Remarquez que c’est une chance que notre mode par défaut soit de faire confiance aux autres. Comment fonctionnerait notre société si les relations interpersonnelles étaient fondées sur le doute et le scepticisme? Comment le système financier pourrait-il exister?
Mais en investissement, je crois personnellement qu’une bonne dose de scepticisme est essentielle. Pourtant, la plupart d’entre nous avons tendance à nous fier à nos premières impressions dans nos décisions. Nous lisons un article élogieux sur une entreprise en Bourse et nous décidons d’acheter le titre. Nous regardons l’entrevue d’un président d’entreprise à la télévision et aussitôt, nous sommes convaincus des attraits de cette société.

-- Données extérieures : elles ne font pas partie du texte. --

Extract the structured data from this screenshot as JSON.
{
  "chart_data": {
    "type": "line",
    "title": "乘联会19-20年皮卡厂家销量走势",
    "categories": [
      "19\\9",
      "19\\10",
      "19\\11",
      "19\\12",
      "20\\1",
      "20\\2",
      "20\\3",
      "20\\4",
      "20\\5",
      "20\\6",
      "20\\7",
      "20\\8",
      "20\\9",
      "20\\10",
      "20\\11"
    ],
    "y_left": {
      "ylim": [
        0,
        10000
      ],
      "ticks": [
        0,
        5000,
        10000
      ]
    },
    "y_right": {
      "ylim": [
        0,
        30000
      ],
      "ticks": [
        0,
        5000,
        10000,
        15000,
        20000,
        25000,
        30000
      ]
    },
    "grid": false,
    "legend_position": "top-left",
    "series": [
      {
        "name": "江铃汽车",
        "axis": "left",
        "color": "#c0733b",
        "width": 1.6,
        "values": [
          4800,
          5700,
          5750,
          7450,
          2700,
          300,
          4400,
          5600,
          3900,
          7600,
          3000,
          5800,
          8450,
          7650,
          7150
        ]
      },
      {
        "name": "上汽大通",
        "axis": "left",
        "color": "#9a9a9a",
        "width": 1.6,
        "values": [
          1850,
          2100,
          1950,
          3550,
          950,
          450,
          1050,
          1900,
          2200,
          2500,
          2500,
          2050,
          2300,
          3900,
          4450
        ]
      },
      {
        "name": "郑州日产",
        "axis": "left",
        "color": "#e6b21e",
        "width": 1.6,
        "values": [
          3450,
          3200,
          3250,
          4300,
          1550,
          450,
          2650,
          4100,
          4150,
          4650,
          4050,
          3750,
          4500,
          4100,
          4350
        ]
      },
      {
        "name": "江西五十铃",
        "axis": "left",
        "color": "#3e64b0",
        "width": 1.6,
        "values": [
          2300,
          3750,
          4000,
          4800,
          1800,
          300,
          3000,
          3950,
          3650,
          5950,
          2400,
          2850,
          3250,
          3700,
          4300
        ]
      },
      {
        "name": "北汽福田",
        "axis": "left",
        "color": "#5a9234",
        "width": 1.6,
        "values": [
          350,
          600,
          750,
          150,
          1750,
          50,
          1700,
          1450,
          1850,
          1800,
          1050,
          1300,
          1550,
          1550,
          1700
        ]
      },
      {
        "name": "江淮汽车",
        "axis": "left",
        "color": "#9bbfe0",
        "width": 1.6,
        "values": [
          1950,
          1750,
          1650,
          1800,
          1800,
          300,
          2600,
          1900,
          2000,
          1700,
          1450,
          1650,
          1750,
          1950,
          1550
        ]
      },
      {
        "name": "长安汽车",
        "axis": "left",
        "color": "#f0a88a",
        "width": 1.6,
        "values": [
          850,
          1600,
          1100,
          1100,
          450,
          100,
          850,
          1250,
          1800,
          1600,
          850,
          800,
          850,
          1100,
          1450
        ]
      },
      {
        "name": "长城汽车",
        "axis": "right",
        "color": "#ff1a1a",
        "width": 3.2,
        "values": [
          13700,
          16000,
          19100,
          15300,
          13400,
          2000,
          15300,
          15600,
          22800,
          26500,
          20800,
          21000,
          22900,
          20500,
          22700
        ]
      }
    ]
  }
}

Lorsque j’ai commencé mon métier d’analyste financier chez COTE 100 dans les années 1990, nous avions l’habitude de rencontrer systématiquement les dirigeants d’une entreprise avant d’investir dans son titre. Or, il y a plusieurs années, nous avons pris la décision de ne plus rencontrer les dirigeants à moins d’avoir des questions très précises à leur poser.
Pourquoi? Parce qu’il est difficile, sinon impossible de ne pas être influencé par les dirigeants dans nos décisions d’investissement. Selon mon expérience, il n’y a généralement pas meilleurs vendeurs d’une entreprise que ses dirigeants. Ils vous présenteront les qualités de leur entreprise et auront tendance à taire ou à minimiser leurs défauts ou les risques. Le dirigeant d’entreprise expérimenté vous dira souvent précisément ce que vous voulez entendre – si vous êtes un adepte de l’investissement «valeur», il vous dira être un disciple de Warren Buffett.
L’histoire présentée par le dirigeant sera sans doute très convaincante. Et il est plus que probable que le dirigeant vous paraisse sympathique. Comme l’écrit Gladwell, c’est notre présomption que les autres sont honnêtes qui influence notre jugement et nos décisions.
C’est pourquoi nous ne tenons pas à rencontrer les dirigeants de nos entreprises ou de celles dans lesquelles nous pourrions investir. Nous préférons fonder nos décisions sur des faits concrets, en particulier l’historique financier d’une société, sa croissance, sa rentabilité, la solidité de son bilan, etc. Généralement, les chiffres ne mentent pas, surtout lorsqu’on tient compte de l’historique à long terme d’une entreprise.
Cela ne veut pas dire que nous n’accordons pas d’importance à la qualité des dirigeants – au contraire. Mais j’estime que la meilleure façon de les évaluer est de fonder son jugement sur les faits et non pas sur leur capacité de vendre leur histoire.
Le livre de Malcolm Gladwell m’a encore plus convaincu que nous faisons la bonne chose en ne rencontrant plus les dirigeants d’entreprises. Les faits doivent avoir préséance sur les impressions.